Facebook and Google in partnership with China Soft Power Technology subsidiary Pacific Light Data Communication Co. and TE SubCom on Wednesday announced plans to co-build the first direct undersea cable system linking Los Angeles and Hong Kong with ultra-high capacity transmission.

Google Networking Infrastructure Director Brian Quigley said the Pacific Light Cable Network (PLCN) will consist of 12,800 km (nearly 8,000 miles) of fiber with an estimated capacity of 120 Tbps, effectively making it the highest-capacity trans-Pacific route (a record that is currently held by another Google-based cable system, FASTER).

Seeing two Internet giants like Facebook and Google work together may seem odd but it's quite common for companies like these to join forces on such an endeavor. Earlier this year, for example, Microsoft and Facebook came together on project MAREA, an undersea cable that'll stretch across the Atlantic once complete in October 2017.

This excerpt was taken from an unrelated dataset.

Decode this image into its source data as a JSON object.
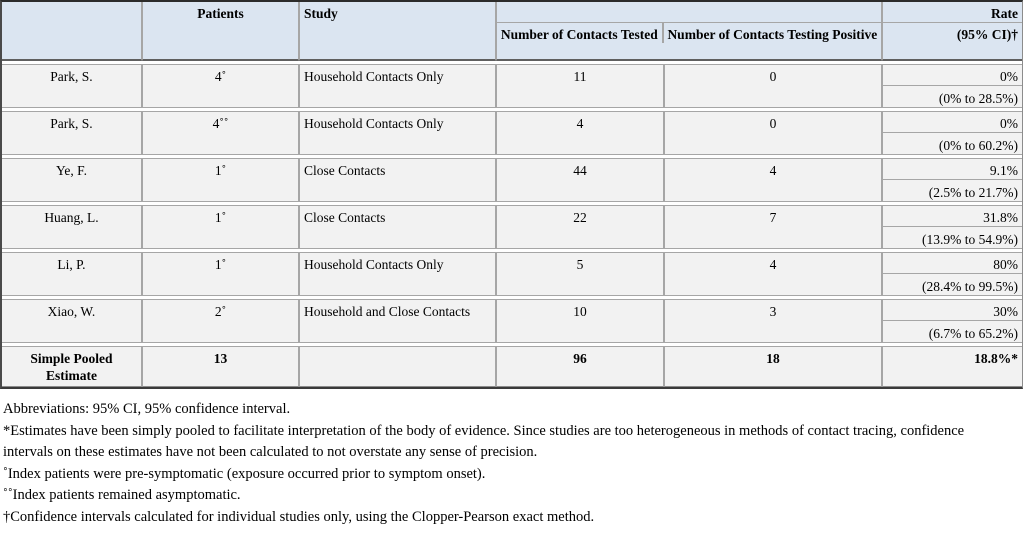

The PLCN, which is the sixth cable that Google has an ownership stake in (the others being Unity, SJC, FASTER, MONET and Tannat), will provide enough capacity to support 80 million concurrent HD video conference calls between users in Los Angeles and Hong Kong. It'll also give Google's Cloud Platform the largest network backbone of any public cloud provider, we're told.

Quigley said they expect the PLCN to become operational sometime in 2018.